Crouse's case is more complicated. As we reported last year, the 63 year old has lymphocytic leukemia that's currently in the chronic, rather than acute, stage -- a period during which oncologists typically monitor the disease, as opposed to bombarding it with radiation and chemicals. But that doesn't mean he's symptom-free. He told us the condition -- which was discovered four years ago via a blood test administered after he fell from a ladder, breaking several ribs and puncturing a lung in the process -- causes varying degrees of pain throughout his body, but especially in his neck and shoulder area. In addition, he suffers from stress, anxiety and sleep disorders.
Medical marijuana provided him with the most consistent and effective relief of any therapy he tried, he said. But as he conducted additional research into the plant, he discovered Phoenix Tears, a cannabis oil treatment associated with Rick Simpson that fellow cancer patient Larry Shurtleff credits with eradicating a tumor that caused him to lose an eye and all his teeth.Larry Shurtleff.
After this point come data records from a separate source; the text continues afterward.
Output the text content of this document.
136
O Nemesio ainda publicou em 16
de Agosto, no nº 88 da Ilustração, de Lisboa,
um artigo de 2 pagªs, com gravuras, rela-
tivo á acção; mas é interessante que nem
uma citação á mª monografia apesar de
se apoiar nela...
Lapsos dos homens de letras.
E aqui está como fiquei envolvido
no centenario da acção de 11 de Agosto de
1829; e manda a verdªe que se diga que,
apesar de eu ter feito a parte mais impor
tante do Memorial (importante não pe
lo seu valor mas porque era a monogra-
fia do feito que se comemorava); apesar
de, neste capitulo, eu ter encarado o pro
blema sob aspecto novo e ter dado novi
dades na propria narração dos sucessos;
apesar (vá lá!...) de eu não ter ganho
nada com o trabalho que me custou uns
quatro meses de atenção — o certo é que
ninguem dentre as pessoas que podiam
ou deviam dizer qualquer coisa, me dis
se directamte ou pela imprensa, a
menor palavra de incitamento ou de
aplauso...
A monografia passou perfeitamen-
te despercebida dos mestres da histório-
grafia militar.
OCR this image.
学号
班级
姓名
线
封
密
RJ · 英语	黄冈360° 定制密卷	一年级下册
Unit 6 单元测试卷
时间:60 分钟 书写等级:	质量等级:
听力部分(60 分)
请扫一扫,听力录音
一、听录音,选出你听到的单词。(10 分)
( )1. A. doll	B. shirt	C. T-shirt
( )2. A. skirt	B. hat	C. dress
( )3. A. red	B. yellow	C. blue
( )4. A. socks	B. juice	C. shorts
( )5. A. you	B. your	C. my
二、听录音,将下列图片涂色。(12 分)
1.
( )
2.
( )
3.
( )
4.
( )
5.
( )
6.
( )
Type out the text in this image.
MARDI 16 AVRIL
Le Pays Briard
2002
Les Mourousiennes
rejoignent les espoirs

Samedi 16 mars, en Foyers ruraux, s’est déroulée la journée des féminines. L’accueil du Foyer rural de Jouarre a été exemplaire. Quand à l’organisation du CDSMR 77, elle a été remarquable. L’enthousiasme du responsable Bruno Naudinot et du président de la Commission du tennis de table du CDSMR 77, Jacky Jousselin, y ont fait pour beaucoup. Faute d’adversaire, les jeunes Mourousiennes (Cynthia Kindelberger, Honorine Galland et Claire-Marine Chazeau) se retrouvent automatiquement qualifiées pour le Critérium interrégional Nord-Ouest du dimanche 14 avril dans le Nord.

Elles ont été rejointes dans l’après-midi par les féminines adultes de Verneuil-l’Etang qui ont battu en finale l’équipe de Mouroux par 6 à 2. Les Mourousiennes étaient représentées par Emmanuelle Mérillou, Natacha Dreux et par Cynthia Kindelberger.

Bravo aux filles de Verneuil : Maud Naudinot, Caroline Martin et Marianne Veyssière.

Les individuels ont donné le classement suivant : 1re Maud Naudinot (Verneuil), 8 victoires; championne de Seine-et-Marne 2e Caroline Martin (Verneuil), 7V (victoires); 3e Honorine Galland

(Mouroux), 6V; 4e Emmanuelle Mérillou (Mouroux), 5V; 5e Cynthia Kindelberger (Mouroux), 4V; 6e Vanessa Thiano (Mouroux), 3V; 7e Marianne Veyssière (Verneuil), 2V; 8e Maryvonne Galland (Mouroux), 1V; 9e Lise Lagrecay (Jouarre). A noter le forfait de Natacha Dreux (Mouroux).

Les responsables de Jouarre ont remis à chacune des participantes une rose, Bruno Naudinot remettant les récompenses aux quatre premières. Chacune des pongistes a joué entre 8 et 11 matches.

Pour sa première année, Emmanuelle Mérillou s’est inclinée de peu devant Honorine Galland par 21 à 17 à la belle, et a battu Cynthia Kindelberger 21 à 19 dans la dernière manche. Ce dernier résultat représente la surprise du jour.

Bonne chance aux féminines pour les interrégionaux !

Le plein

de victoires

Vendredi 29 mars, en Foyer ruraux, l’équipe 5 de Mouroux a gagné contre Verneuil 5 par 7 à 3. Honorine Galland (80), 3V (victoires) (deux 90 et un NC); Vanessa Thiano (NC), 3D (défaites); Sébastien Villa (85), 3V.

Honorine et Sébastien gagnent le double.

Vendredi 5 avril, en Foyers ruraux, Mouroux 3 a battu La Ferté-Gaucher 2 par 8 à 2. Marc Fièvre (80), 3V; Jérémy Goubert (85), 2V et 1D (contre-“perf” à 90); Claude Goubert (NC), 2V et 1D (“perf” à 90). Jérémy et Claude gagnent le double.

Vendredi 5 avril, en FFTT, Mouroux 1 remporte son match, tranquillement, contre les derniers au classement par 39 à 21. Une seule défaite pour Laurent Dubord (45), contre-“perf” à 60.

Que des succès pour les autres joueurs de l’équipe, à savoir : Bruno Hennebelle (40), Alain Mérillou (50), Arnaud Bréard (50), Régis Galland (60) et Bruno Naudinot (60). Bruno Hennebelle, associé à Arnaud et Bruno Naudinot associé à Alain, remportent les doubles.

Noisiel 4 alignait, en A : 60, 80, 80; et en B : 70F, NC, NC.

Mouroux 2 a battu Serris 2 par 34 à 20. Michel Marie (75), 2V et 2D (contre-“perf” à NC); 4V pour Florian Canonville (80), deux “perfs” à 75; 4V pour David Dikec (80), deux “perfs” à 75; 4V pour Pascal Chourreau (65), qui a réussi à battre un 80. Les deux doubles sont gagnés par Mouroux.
To use this treatment, Crouse needed more plants than the six okayed per patient by Amendment 20, the measure that legalized medical marijuana in Colorado. However, this number can be exceeded if a doctor believes more marijuana is medically necessary for a particular patient. And in Crouse's case, his physician gave him a written recommendation to obtain 75 plants, which he said would "grow enough weight to be able to manufacture the tincture."